Using AWS Fargate, configuring the infrastructure and launching tasks is simple, and we no longer have to worry about provisioning enough compute resources for the container applications. Moreover, the images were processed faster in the tasks with the Fargate launch type (10,000 files in approximately 12 minutes) than with the ECS launch type (10,000 files in about 16 minutes), because the Fargate tasks were not terminated and relocated on the new EC2 instance. This meets the business objective to process 10 thousand photos in less than 30 minutes.

Moving Forward

For the hypothetical photography company behind this scenario, the most important aspect is the time to market and eliminating the administrative overhead, so the best option is to use AWS Fargate. If changes in the architecture of the application would come into play, however, we would recommend using AWS Serverless with AWS Lambda.
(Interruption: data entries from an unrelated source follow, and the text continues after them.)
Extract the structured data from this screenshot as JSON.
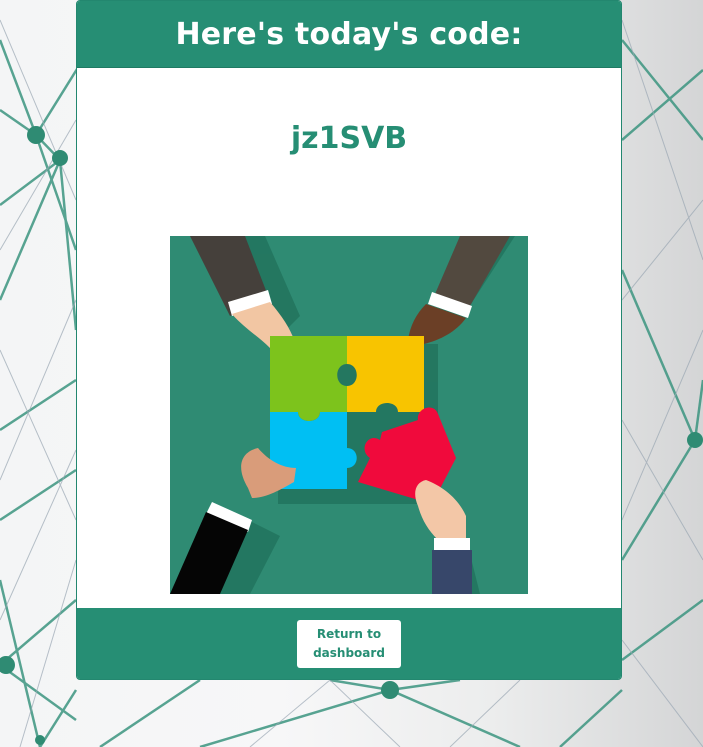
{
  "header": {
    "title": "Here's today's code:"
  },
  "code": {
    "value": "jz1SVB"
  },
  "illustration": {
    "icon": "puzzle-hands-illustration"
  },
  "footer": {
    "return_button_label": "Return to dashboard"
  },
  "colors": {
    "brand": "#268e74",
    "illustration_bg": "#2f8b73",
    "piece_green": "#7dc31c",
    "piece_yellow": "#f8c400",
    "piece_blue": "#00bff3",
    "piece_red": "#f00a3c"
  }
}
As a PoC, this experiment has proven the different merits behind different AWS tools, which can be chosen to suit the most important business needs. Moving forward, both options could be developed further and supported with additional instances. Likewise, the underlying technology here isn’t limited just to image processing, as it could also be used publishing digital content, handling business orders (as well as their subsequent delivery), audio transcriptions, plagiarism analysis and more. All of these examples can use the underlying framework built here.

Business Perspective

With the Cloud and AWS technology, there’s more than one way to achieve any goal. However, each method has its own particular strengths, so designing a solution that meets the most important business objectives, whether it’s time to market or long term overhead costs, can influence the final decision. Nonetheless, effective testing of these solutions enables us to make the best recommendations for each and every client.